Ari VanderWalde, MD
The rationale behind combining chemotherapy with immunotherapy in non–small cell lung cancer (NSCLC) is perplexing to Ari VanderWalde, MD, as he says findings from 2 pivotal trials in the last year—KEYNOTE-021 and IMpower150—may not be fully applicable to the current landscape.
Findings from cohort G of the phase II KEYNOTE-021 trial led the FDA to grant an approval to the frontline treatment of pembrolizumab (Keytruda) plus pemetrexed and carboplatin in patients with nonsquamous NSCLC regardless of PD-L1 expression in May 2017.1
Investigators reported that the median progression-free survival (PFS) was 13.0 months with the addition of pembrolizumab versus 8.9 months for chemotherapy alone (HR, 0.53; 95% CI, 0.31-0.91; P
In IMpower150, immunotherapy plus chemotherapy and bevacizumab was compared with chemotherapy alone. Findings showed that the addition of atezolizumab (Tecentriq) to bevacizumab (Avastin), carboplatin, and paclitaxel delayed progression or death by 38% versus bevacizumab and chemotherapy alone for patients with advanced nonsquamous NSCLC.2
In a presentation during the 2018 OncLive®
State of the Science Summit™ on Advanced Non–Small Cell Lung Cancer, VanderWalde cautioned community oncologists about using these trials as a basis for treatment decisions, as they were initiated before the establishment of pembrolizumab as a frontline standard of care for patients with NSCLC who have PD-L1 expression over 50%.
“Recognize that putting patients on clinical trials is still the best way to take care of these patients with lung cancer,” said VanderWalde. “Deferring to what the FDA has approved is not necessarily the right answer. We don’t know what the right answer is. Trying to figure out the answers to these questions will hopefully keep us busy for some amount of time.”
VanderWalde, director of clinical research at West Cancer Center, associate vice chancellor of clinical research at the University of Tennessee Health Science Center, explained his trepidation with these combinations of chemotherapy and immunotherapy in an interview during the meeting.
OncLive: Can you provide an overview of your presentation?
Combining immunotherapy with other immunotherapy, or with chemotherapy, is a rapidly developing field. The strategy of combining immunotherapies together has been under study for some time, but the large studies have not come out yet. I focused my talk on combining immunotherapy with chemotherapy, particularly in the frontline space. I limited my talk to the 2 large pieces of data that have been presented, but they are 2 very confusing studies. These are studies that have led to the FDA approval, which I argued might not be fully warranted with the current data.

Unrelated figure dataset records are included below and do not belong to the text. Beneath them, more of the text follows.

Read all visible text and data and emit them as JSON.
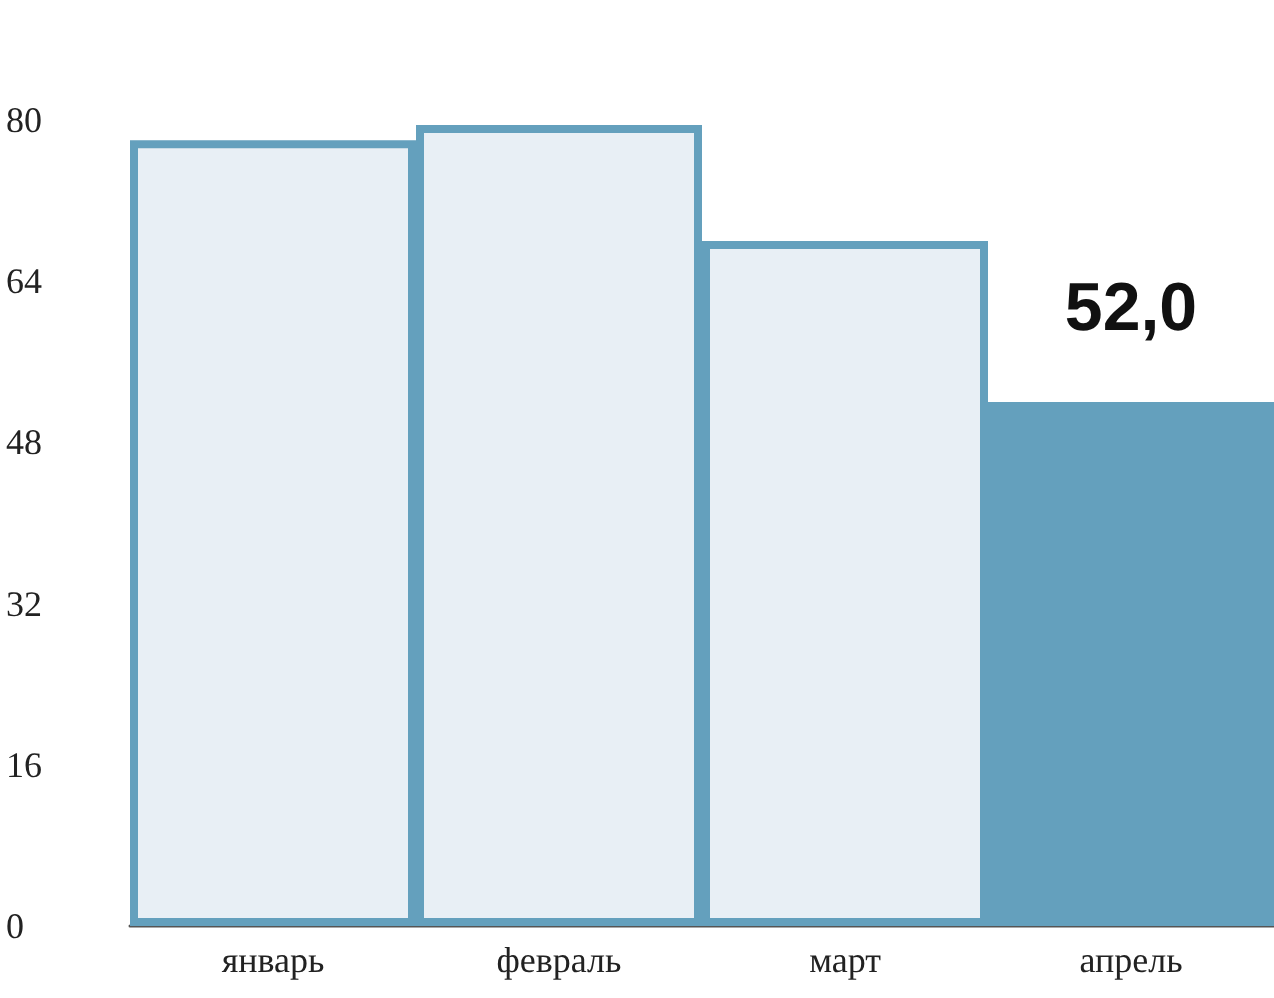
{
  "chart_data": {
    "type": "bar",
    "categories": [
      "январь",
      "февраль",
      "март",
      "апрель"
    ],
    "values": [
      78,
      79.5,
      68,
      52
    ],
    "color": "#64a0bd",
    "colors": [
      "#e8eff5",
      "#e8eff5",
      "#e8eff5",
      "#64a0bd"
    ],
    "value_labels": [
      null,
      null,
      null,
      "52,0"
    ],
    "ylim": [
      0,
      80
    ],
    "yticks": [
      0,
      16,
      32,
      48,
      64,
      80
    ],
    "grid": false
  }
}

The first study was a phase II study published [in 2017] called KEYNOTE-021. It was a 120-patient study of patients with NSCLC, generally adenocarcinoma, and they were given either the combination of the PD-1 inhibitor pembrolizumab in combination with carboplatin and pemetrexed, or they were given carboplatin and pemetrexed alone. Anyone with NSCLC who fit the criteria was allowed in. What it showed was that the PFS was clearly better for the patients who received the combination as opposed to chemotherapy alone.
The second study I discussed was the IMpower150 study, which is a slightly more complicated study. It combined the PD-L1 inhibitor atezolizumab plus the VEGFR inhibitor bevacizumab together with carboplatin and paclitaxel. It compared that regimen with patients receiving bevacizumab, carboplatin, and paclitaxel. This was a much larger study as it had 1200 patients. It showed that the combination of all 4 agents was better than the combination of bevacizumab, carboplatin, and paclitaxel.
The traditional interpretation of these studies is that, because they showed a benefit in the general population that they studied, combinations are better than anything else that we have available. What was not taken into account though was that, during the course of the studies, frontline lung cancer became segmented based on PD-L1 status.
For those who had a PD-L1 expression greater than 50%, the standard is no longer chemotherapy or chemotherapy plus bevacizumab—the standard has now become single-agent pembrolizumab. Both of these studies included quite a number of patients in each arm and compared combinations with chemotherapy and, knowing what we know now, they should have compared it with immunotherapy alone.